The Court held that the plaintiffs had no claim because the lead plaintiffs were still receiving their agreed benefits. Perhaps the plan would have a shortfall in the future, but presently they were still receiving their benefits. The Court said that a bare allegation of plan underfunding does not itself demonstrate a substantially increased risk that the plan and the employer would both fail. Cf. LaRue, 552 U. S., at 255 (“Misconduct by the administrators of a defined benefit plan will not affect an individual’s entitlement to a defined benefit unless it creates or enhances the risk of default by the entire plan”).
Further the Court found that the plaintiffs lacked standing. Though the plan was alleged to have suffered harm, the participant plaintiffs had no right to act on behalf of the plan. They had not received any assignment from the plan. And, even though ERISA provides that a participant can sue for restoration of plan losses, the standing requirement is still not satisfied. To have standing one must have suffered an injury in fact.

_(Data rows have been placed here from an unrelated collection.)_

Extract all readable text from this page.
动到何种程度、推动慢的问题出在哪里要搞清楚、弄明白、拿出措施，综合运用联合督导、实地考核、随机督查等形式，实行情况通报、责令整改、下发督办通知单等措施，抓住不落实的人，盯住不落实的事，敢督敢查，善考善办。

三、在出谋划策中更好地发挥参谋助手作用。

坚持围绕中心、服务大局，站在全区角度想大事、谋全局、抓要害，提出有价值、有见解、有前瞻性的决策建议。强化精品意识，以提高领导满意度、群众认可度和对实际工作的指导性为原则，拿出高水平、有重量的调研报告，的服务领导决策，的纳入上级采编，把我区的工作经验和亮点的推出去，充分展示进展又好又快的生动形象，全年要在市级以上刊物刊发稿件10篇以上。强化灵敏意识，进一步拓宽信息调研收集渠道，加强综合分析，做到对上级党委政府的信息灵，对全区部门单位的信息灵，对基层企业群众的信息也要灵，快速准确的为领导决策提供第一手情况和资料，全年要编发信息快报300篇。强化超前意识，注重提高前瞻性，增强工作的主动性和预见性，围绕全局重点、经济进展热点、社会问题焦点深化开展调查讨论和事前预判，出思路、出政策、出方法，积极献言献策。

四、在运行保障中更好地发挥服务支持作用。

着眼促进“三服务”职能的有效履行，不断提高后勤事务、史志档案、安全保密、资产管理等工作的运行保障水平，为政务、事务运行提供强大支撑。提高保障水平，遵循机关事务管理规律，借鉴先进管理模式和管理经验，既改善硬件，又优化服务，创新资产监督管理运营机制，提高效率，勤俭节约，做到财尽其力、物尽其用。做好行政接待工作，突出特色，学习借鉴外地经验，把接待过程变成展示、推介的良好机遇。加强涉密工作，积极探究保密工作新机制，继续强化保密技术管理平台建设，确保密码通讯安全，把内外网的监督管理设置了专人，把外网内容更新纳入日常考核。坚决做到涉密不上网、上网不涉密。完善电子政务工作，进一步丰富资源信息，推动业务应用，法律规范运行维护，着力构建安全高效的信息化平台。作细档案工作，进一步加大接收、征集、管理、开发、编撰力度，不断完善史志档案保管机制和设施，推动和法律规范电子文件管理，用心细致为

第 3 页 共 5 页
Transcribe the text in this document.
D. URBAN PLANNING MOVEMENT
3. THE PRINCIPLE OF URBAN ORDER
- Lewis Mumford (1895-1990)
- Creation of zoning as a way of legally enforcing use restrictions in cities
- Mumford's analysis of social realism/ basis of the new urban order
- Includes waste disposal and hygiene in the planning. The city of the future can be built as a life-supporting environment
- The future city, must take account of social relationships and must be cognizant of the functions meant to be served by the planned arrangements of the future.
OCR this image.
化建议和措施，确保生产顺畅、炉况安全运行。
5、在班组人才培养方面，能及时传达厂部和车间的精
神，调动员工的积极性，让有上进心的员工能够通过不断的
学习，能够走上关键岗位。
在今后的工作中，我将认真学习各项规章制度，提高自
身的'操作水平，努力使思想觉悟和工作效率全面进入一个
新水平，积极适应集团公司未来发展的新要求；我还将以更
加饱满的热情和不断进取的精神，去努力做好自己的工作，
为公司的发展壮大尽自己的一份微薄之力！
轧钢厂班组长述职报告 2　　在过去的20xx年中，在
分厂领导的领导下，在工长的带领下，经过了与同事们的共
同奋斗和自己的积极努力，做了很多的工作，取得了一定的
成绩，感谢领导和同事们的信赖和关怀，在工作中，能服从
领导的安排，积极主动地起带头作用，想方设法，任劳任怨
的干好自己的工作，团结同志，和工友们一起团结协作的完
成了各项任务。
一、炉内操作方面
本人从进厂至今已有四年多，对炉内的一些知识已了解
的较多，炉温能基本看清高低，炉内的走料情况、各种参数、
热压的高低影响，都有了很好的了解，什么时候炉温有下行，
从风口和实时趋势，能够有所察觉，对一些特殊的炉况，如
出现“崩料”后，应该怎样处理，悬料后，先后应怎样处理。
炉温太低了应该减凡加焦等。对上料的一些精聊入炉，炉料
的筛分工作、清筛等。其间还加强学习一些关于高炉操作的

Lastly the court ruled that regulating the conduct of plans is the responsibility of the Department of Labor’s and the Pension Benefit Guarantee Corporation, not the participants or the courts.
The dissenting justices argued that the plaintiffs did have a case because they had an equitable interest in making certain that the plan’s assets remained solvent. Significant harm to those assets placed their benefit in jeopardy. But the dissenters were outnumbered.
It is a challenge to attempt to explain how unfair ERISA can be. The law appears to be that a breach of fiduciary duty is not grounds for a participant lawsuit if there is no present harm. Unless you have harm right now, lying, cheating and even stealing are fine, even if the Department of Labor and the PBGC do not take action.
This is yet another reason why you need experienced ERISA counsel. Many clients have an unfounded belief that there is justice lurking somewhere in ERISA. But it is important that they understand the uphill battle that they may be facing. This is our ongoing struggle and effort… to rebuild justice one case at a time.